John Bonifaz, President of Free Speech for People, put out this statement following the Hobby Lobby ruling:

“As we argued in our amicus brief we submitted before the Supreme Court in January, corporations are not people and should not have the right to impose the religious beliefs of their owners on their employees. We have no doubt that this is only the beginning of a slew of future cases where corporations challenge other public interest laws using the Hobby Lobby ruling as their precedent.”
Indeed, it is already starting to happen. As Rachel Maddow pointed out in her July 2nd segment, Hobby Lobby case already opening floodgates to discrimination:
“There's another surprise still coming from the Supreme Court ruling on Monday. Since the ruling, religious groups have already started petitioning the government to say that [if] your boss's religious beliefs can excuse him from following the law when it comes to health insurance regulations and Obamacare, IF that's settled by the court - well then these groups want their religious beliefs to excuse them from having to follow the law on ... not just contraception, not just health law rules, but on non discrimination. They now, because of this ruling, want a religious exemption from laws that say you can't fire someone for being gay.”

Further reading: Will Hobby Lobby open the religious exemption floodgates?

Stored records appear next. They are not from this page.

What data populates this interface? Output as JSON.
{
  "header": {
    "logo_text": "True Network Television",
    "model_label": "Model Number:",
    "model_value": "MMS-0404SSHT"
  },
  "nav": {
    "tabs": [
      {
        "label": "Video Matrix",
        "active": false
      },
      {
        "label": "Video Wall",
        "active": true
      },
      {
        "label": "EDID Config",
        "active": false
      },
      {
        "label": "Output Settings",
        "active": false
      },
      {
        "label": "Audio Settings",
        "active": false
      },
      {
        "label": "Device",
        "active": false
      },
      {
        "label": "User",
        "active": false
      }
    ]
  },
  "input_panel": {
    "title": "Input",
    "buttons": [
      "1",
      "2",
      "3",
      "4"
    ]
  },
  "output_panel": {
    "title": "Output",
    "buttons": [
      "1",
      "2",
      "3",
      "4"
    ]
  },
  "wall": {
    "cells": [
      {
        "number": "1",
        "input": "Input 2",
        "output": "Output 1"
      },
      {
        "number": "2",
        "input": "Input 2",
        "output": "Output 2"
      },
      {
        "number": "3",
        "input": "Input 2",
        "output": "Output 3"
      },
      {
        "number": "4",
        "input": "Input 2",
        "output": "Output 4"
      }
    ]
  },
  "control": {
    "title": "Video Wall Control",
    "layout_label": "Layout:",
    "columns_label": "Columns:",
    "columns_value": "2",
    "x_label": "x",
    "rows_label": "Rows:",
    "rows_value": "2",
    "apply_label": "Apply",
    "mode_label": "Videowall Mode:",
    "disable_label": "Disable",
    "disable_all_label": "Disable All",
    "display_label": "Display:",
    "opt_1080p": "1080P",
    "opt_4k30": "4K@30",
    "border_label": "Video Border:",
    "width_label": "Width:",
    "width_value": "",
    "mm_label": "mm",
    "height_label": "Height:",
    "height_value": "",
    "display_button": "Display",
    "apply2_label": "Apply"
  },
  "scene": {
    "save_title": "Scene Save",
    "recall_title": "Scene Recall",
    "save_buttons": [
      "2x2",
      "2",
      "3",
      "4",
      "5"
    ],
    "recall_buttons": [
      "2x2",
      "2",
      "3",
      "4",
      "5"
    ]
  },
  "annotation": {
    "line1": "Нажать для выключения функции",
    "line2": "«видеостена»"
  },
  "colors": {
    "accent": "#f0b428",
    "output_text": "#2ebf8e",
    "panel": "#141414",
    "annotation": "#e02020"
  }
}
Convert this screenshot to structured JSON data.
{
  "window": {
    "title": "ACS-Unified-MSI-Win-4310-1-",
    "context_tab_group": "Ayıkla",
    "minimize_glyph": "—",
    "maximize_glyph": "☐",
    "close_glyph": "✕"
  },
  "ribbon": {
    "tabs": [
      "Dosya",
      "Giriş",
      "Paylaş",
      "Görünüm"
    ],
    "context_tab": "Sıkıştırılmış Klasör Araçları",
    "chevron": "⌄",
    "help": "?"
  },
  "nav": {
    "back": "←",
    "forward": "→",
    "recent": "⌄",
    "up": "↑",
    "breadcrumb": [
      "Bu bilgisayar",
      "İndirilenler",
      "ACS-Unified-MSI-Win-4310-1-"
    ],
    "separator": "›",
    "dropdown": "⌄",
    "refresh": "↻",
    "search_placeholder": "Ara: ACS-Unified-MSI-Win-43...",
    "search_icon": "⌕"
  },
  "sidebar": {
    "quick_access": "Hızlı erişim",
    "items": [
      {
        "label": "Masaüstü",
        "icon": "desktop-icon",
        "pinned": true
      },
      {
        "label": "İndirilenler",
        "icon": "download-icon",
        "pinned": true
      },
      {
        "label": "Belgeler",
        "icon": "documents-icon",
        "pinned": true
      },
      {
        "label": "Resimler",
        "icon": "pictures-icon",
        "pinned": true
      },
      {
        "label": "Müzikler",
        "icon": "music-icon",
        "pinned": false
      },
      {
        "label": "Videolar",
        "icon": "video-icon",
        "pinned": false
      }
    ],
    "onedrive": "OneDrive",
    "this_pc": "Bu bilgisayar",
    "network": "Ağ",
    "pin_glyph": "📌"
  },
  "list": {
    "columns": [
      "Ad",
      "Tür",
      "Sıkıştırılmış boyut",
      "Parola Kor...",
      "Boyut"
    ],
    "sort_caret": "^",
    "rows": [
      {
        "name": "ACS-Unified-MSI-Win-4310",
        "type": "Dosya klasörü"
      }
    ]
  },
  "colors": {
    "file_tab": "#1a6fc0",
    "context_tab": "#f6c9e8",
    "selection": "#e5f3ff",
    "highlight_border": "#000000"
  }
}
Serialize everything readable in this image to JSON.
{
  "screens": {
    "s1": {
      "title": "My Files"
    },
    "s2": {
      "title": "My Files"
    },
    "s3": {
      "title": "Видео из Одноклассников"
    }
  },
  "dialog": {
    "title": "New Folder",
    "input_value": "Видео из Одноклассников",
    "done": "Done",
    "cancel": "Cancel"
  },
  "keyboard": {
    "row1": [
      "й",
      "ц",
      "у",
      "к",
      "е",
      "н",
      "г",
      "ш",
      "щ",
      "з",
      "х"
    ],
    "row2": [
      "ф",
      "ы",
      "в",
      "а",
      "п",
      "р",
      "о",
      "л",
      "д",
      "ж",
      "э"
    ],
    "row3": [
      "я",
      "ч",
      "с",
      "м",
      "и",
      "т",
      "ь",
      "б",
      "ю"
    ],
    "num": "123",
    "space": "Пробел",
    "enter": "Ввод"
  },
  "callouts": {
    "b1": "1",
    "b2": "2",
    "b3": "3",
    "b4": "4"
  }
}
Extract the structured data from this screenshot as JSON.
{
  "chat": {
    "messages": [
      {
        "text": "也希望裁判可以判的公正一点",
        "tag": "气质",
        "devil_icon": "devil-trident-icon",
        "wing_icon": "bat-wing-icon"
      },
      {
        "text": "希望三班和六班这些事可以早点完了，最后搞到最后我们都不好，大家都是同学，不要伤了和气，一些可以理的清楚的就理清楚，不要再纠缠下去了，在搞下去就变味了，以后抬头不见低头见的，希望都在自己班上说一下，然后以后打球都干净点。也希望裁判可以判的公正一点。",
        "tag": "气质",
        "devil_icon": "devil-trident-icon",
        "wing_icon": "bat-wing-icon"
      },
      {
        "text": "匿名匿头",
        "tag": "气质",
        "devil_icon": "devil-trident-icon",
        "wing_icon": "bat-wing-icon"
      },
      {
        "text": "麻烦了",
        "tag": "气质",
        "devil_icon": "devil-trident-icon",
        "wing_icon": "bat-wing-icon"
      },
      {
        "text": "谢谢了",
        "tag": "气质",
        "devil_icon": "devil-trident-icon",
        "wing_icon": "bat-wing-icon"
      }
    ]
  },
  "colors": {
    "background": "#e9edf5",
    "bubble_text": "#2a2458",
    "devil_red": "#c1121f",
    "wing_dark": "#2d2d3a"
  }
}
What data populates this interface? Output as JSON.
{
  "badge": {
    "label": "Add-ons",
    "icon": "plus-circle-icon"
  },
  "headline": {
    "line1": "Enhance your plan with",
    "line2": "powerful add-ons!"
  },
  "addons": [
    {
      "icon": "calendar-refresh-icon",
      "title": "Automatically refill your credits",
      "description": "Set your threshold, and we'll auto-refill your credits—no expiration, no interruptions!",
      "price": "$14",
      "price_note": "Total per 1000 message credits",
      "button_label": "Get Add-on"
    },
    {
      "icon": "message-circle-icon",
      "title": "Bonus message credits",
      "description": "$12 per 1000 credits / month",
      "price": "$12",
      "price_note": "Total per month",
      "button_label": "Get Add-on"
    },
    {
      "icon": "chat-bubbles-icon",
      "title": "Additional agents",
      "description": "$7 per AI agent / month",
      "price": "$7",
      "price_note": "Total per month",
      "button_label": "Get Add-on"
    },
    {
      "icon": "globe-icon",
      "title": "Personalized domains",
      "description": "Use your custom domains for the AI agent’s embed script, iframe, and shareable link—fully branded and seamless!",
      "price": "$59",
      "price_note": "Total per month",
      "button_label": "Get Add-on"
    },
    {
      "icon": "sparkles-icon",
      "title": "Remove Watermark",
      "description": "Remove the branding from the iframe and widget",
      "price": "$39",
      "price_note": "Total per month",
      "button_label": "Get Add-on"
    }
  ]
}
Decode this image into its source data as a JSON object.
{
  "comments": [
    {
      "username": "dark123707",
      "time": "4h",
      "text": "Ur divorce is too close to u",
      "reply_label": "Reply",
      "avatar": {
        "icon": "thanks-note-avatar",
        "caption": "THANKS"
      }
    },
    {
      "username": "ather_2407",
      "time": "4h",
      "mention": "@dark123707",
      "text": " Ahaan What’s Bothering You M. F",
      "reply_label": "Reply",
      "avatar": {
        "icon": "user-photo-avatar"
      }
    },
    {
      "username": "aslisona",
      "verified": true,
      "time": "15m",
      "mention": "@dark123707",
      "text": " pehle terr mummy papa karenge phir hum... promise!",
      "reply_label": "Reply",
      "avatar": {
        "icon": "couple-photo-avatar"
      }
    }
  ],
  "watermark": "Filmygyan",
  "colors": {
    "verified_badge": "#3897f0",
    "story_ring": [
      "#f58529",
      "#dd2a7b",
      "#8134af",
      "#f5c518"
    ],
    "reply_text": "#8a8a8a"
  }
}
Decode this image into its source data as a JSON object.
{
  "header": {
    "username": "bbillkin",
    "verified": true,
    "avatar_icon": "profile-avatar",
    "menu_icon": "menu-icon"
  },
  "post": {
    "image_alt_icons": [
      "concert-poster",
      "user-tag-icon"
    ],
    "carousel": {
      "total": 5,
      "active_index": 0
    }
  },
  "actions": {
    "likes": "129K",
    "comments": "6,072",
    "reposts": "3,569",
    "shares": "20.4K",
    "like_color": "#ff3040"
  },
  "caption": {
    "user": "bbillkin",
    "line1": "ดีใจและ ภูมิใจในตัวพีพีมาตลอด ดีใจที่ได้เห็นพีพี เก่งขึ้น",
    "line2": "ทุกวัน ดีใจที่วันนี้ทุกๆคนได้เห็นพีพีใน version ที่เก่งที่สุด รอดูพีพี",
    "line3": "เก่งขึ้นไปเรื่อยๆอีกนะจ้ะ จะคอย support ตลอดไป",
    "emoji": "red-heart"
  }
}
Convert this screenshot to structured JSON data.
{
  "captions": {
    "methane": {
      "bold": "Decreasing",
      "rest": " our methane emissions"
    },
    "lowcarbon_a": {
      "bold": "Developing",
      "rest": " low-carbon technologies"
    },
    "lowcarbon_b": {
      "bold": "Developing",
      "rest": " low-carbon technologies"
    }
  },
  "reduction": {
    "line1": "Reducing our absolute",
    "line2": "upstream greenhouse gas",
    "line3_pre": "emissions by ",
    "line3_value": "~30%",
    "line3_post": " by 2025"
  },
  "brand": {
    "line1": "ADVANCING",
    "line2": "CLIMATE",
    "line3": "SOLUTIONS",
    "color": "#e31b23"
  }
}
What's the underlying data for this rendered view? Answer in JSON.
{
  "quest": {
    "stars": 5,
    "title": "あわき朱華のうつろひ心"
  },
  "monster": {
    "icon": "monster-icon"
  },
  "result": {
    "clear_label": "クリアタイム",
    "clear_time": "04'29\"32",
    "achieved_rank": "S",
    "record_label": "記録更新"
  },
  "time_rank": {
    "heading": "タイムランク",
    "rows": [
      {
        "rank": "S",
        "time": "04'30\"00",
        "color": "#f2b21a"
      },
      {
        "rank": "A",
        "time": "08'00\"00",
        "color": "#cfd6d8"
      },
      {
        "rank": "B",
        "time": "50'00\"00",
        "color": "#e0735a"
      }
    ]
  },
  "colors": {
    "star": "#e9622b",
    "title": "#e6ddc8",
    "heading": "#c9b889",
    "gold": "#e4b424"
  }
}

The Corporate Veil and Corporate Personhood

In the Hobby Lobby case the Supreme Court gave corporations freedom of religion rights.

In the Citizens United case they gave corporations freedom of speech rights.

The reality is that corporations are NOT individual human beings. They don’t breath, reproduce or vote. In fact, businesses generally incorporate in order to protect the personal assets of their owners and shareholders. The corporate veil shields the individuals who form the corporation from any potential financially liabilities incurred by the nonliving corporation.


According to BusinessDictionary.com a corporate veil is:

“A legal concept that separates the personality of a corporation from the personalities of its shareholders, and protects them from being personally liable for the company's debts and other obligations.”
How are corporations not people when it comes to liability, but they suddenly become people when it has to do with freedom of religion rights and free speech rights? Both the 1st Amendment and The Religious Freedom Restoration Act were meant to protect individual people, not incorporated businesses.

One would expect the five men on the court to understand that they have created an oxymoron.


Corporations Are NOT People

Sen. Edward J. Markey, D-Mass will be signing onto the joint resolution: S.J.Res.18 which was authored by Sen. Jon Tester, D-Mont. It proposes a Constitutional Amendment “ … to clarify the authority of Congress and the States to regulate corporations, limited liability companies or other corporate entities established by the laws of any State, the United States, or any foreign state.”


In a statement Sen. Markey said:

“From Citizens United to Hobby Lobby, Supreme Court majorities continue to extend our basic Constitutional rights — the inalienable rights held by individuals — to corporations. Corporations are not people, period.”